T HIS story has nothing to do with Apollo: but I may as well tell it among the other flower stories.
There was a very beautiful nymph named Echo, who had never, in all her life, seen anybody handsomer than the god Pan. You have read that Pan was the chief of all the Satyrs, and what hideous monsters the Satyrs were. So, when Pan made love to her, she very naturally kept him at a distance: and, as she supposed him to be no worse-looking than the rest of the world, she made up her mind to have nothing to do with love or love-making, and was quite content to ramble about the woods all alone.
But one day, to her surprise, she happened to meet with a young man who was as different from Pan as any creature could be. Instead of having a goat's legs and long hairy arms, he was as graceful as Apollo himself: no horns grew out of his forehead, and his ears were not long, pointed, and covered with hair, but just like Echo's own. And he was just as beautiful in face as he was graceful in form. I doubt if Echo would have thought even Apollo himself so beautiful.
The nymphs were rather shy, and Echo was the very shyest of them all. But she admired him so much that she could not leave the spot, and at last she even plucked up courage enough to ask him, "What is the name of the most beautiful being in the whole world?"
"Whom do you mean?" asked he. "Yourself? If you want to know your own name, you can tell it better than I can."
"No," said Echo, "I don't mean myself. I mean you. What is your name?"
"My name is Narcissus," said he. "But as for my being beautiful—that is absurd."
"Narcissus!" repeated Echo to herself. "It is a beautiful name. Which of the nymphs have you come to meet here in these woods all alone? She is lucky—whoever she may be."
"I have come to meet nobody," said Narcissus. "But—am I really so beautiful? I have often been told so by other girls, of course; but really it is more than I can quite believe."
"And you don't care for any of those girls?"
"Why, you see," said Narcissus, "when all the girls one knows call one beautiful, there's no reason why I should care for one more than another. They all seem alike when they are all always saying just the same thing. Ah! I do wish I could see myself, so that I could tell if it was really true. I would marry the girl who could give me the wish of my heart—to see myself as other people see me. But as nobody can make me do that, why, I suppose I shall get on very well without marrying anybody at all."
Looking-glasses had not been invented in those days, so that Narcissus had really never seen even so much of himself as his chin.
"What!" cried Echo, full of hope and joy; "if I make you see your own face, you will marry me?"
"I said so," said he. "And of course what I say I'll do, I'll do."
"Then—come with me!"
Echo took him by the hand and led him to the edge of a little lake in the middle of the wood, full of clear water.
"Kneel down, Narcissus," said she, "and bend your eyes over the water-side. That lake is the mirror where Diana comes every morning to dress her hair, and in which, every night, the moon and the stars behold themselves. Look into that water, and see what manner of man you are!"
Narcissus kneeled down and looked into the lake.

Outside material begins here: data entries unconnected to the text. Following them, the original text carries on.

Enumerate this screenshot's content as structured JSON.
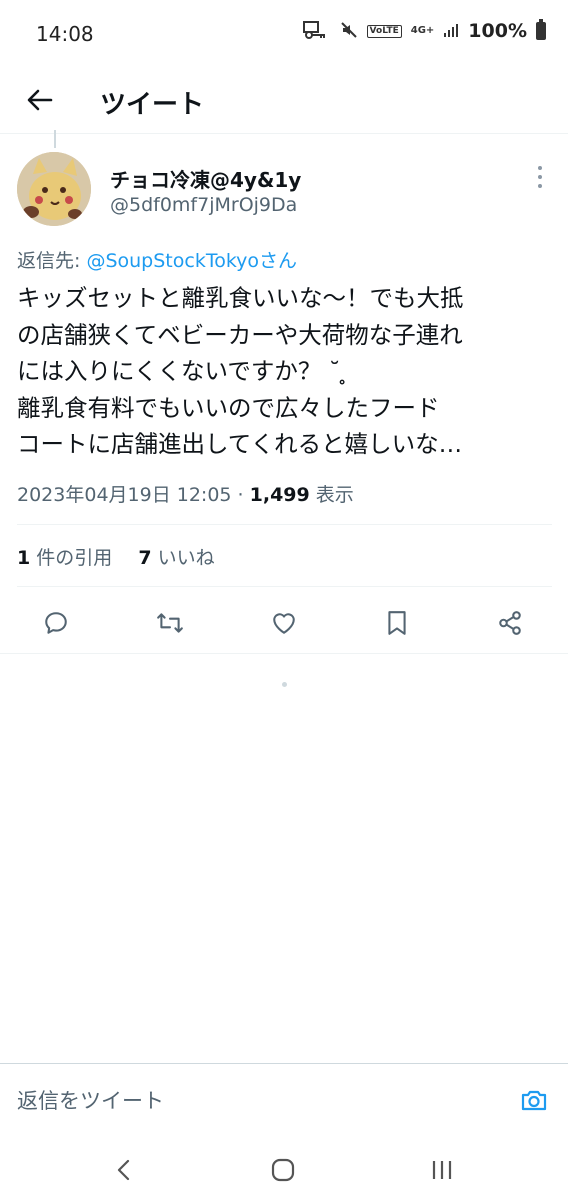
{
  "status_bar": {
    "time": "14:08",
    "network_type": "4G+",
    "volte_label": "VoLTE",
    "battery_percent": "100%"
  },
  "header": {
    "title": "ツイート",
    "back_icon": "arrow-left-icon"
  },
  "tweet": {
    "display_name": "チョコ冷凍@4y&1y",
    "handle": "@5df0mf7jMrOj9Da",
    "reply_to_prefix": "返信先: ",
    "reply_to_mention": "@SoupStockTokyoさん",
    "text_lines": [
      "キッズセットと離乳食いいな〜！でも大抵",
      "の店舗狭くてベビーカーや大荷物な子連れ",
      "には入りにくくないですか？ ˘ ̥",
      "離乳食有料でもいいので広々したフード",
      "コートに店舗進出してくれると嬉しいな…"
    ],
    "timestamp": "2023年04月19日 12:05",
    "separator": " · ",
    "views_count": "1,499",
    "views_label": " 表示",
    "quote_count": "1",
    "quote_label": " 件の引用",
    "like_count": "7",
    "like_label": " いいね"
  },
  "actions": [
    "reply-icon",
    "retweet-icon",
    "like-icon",
    "bookmark-icon",
    "share-icon"
  ],
  "reply_bar": {
    "placeholder": "返信をツイート",
    "camera_icon": "camera-icon"
  },
  "nav": [
    "back-nav-icon",
    "home-nav-icon",
    "recents-nav-icon"
  ],
  "colors": {
    "accent": "#1d9bf0",
    "text_primary": "#0f1419",
    "text_secondary": "#536471"
  }
}
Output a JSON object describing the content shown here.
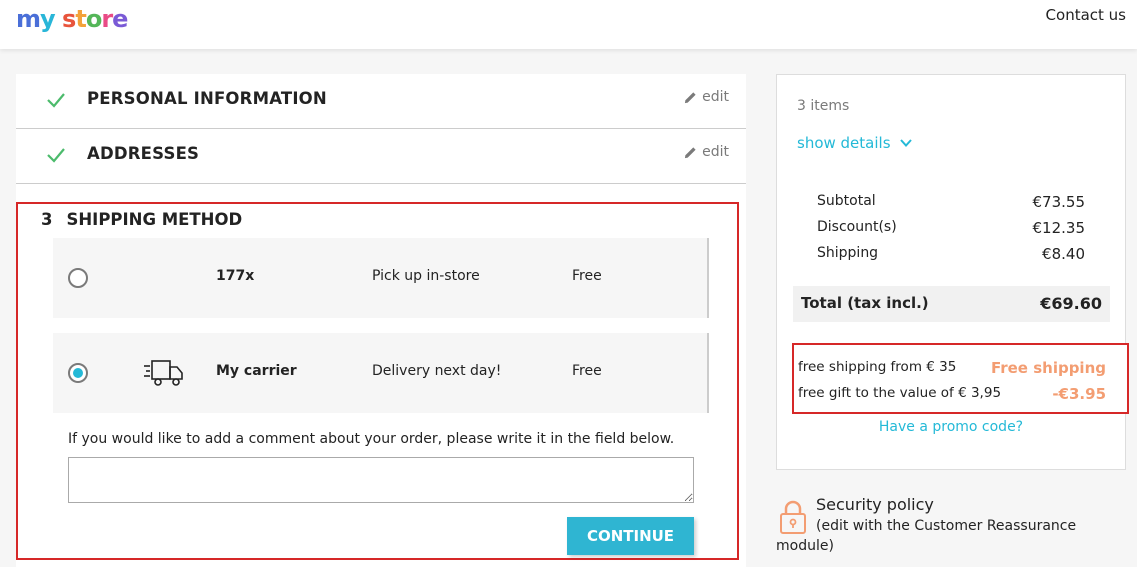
{
  "header": {
    "logo_text": "my store",
    "contact_label": "Contact us"
  },
  "steps": {
    "personal": {
      "title": "PERSONAL INFORMATION",
      "edit_label": "edit"
    },
    "addresses": {
      "title": "ADDRESSES",
      "edit_label": "edit"
    },
    "shipping": {
      "number": "3",
      "title": "SHIPPING METHOD",
      "carriers": [
        {
          "name": "177x",
          "delay": "Pick up in-store",
          "price": "Free",
          "selected": false
        },
        {
          "name": "My carrier",
          "delay": "Delivery next day!",
          "price": "Free",
          "selected": true,
          "icon": "truck-icon"
        }
      ],
      "comment_label": "If you would like to add a comment about your order, please write it in the field below.",
      "comment_value": "",
      "continue_label": "CONTINUE"
    }
  },
  "summary": {
    "items_count": "3 items",
    "show_details": "show details",
    "lines": [
      {
        "label": "Subtotal",
        "value": "€73.55"
      },
      {
        "label": "Discount(s)",
        "value": "€12.35"
      },
      {
        "label": "Shipping",
        "value": "€8.40"
      }
    ],
    "total_label": "Total (tax incl.)",
    "total_value": "€69.60",
    "promos": [
      {
        "label": "free shipping from € 35",
        "value": "Free shipping"
      },
      {
        "label": "free gift to the value of € 3,95",
        "value": "-€3.95"
      }
    ],
    "promo_link": "Have a promo code?"
  },
  "reassurance": {
    "title": "Security policy",
    "text": "(edit with the Customer Reassurance module)"
  },
  "colors": {
    "accent": "#24b9d7",
    "button": "#2fb5d2",
    "check": "#4cbb6c",
    "highlight_border": "#d62828",
    "promo": "#f39d72"
  }
}
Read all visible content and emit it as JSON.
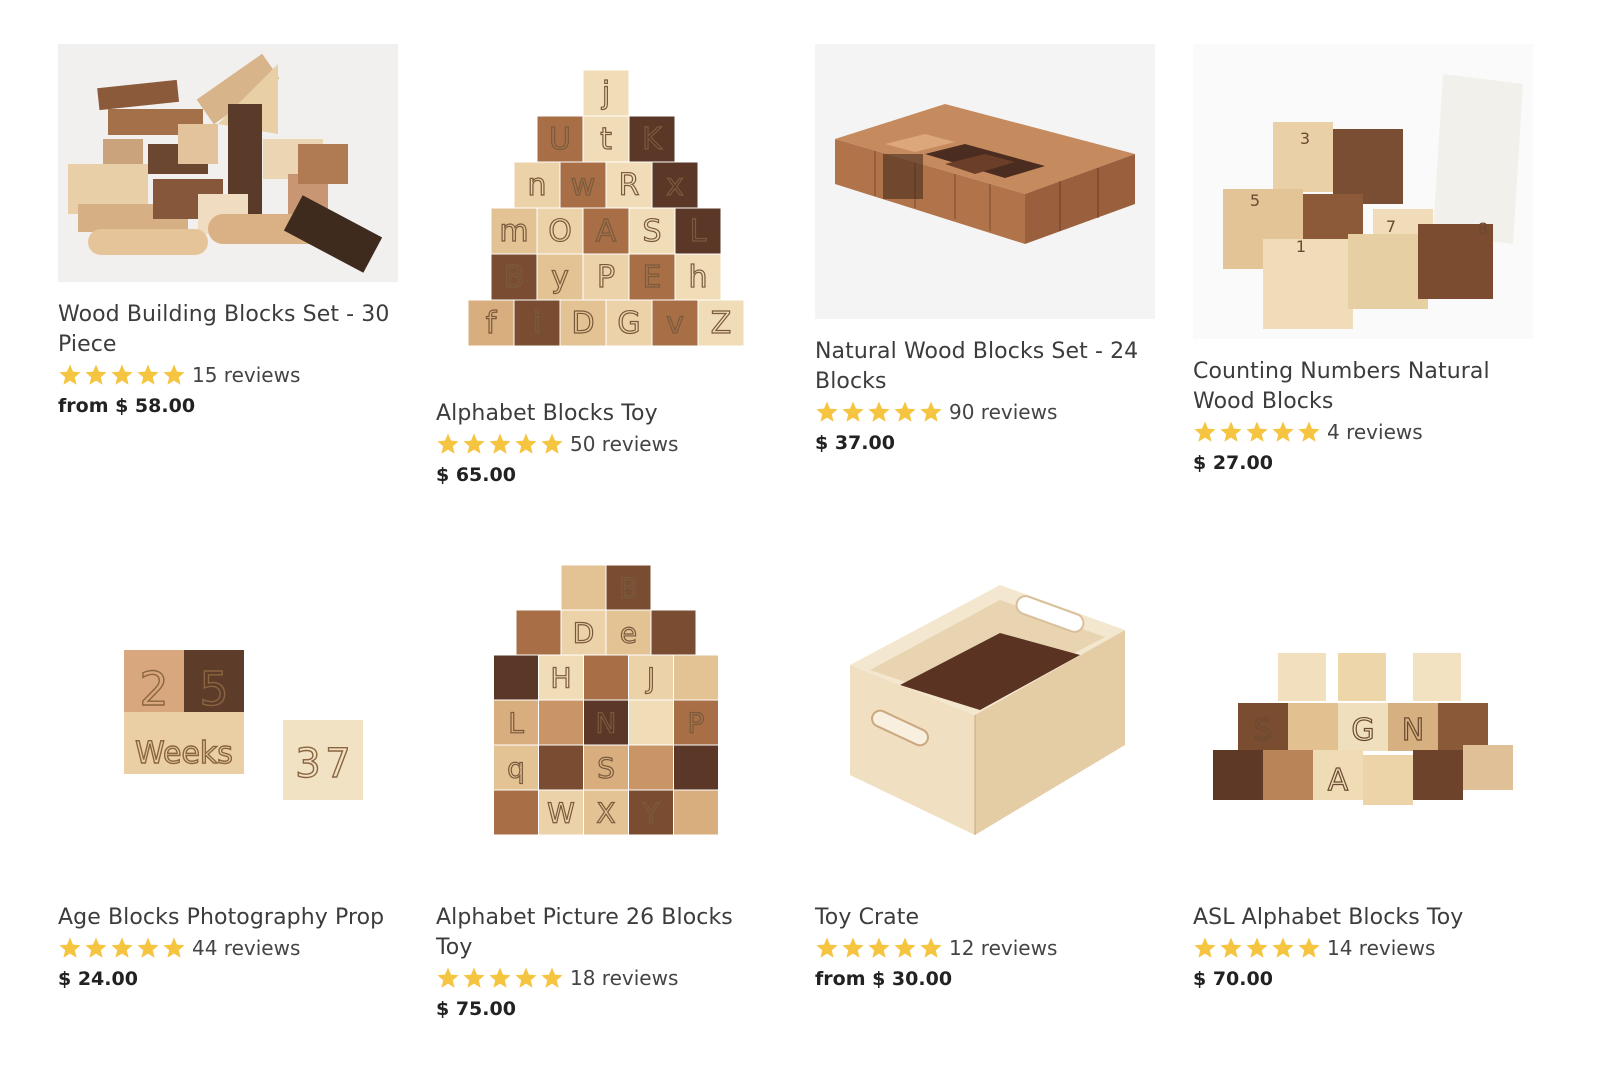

And, better than in any common looking-glass, he saw the reflected image of his own face—and he looked, and looked, and could not take his eyes away.
But Echo at last grew tired of waiting. "Have you forgotten what you promised me?" asked she. "Are you content now? Do you see now that what I told you is true?"
He lifted his eyes at last. "Oh, beautiful creature that I am!" said he. "I am indeed the most divine creature in the whole wide world. I love myself madly. Go away. I want to be with my beautiful image, with myself, all alone. I can't marry you. I shall never love anybody but myself for the rest of my days." And he kneeled down and gazed at himself once more, while poor Echo had to go weeping away.
Narcissus had spoken truly. He loved himself and his own face so much that he could think of nothing else: he spent all his days and nights by the lake, and never took his eyes away. But unluckily his image, which was only a shadow in the water, could not love him back again. And so he pined away until he died. And when his friends came to look for his body, they found nothing but a flower, into which his soul had turned. So they called it the Narcissus, and we call it so still. And yet I don't know that it is a particularly conceited or selfish flower.
As for poor Echo, she pined away too. She faded and faded until nothing was left of her but her voice. There are many places where she can even now be heard. And she still has the same trick of saying to vain and foolish people whatever they say to themselves, or whatever they would like best to hear said to them. If you go where Echo is, and call out loudly, "I am beautiful!"—she will echo your very words.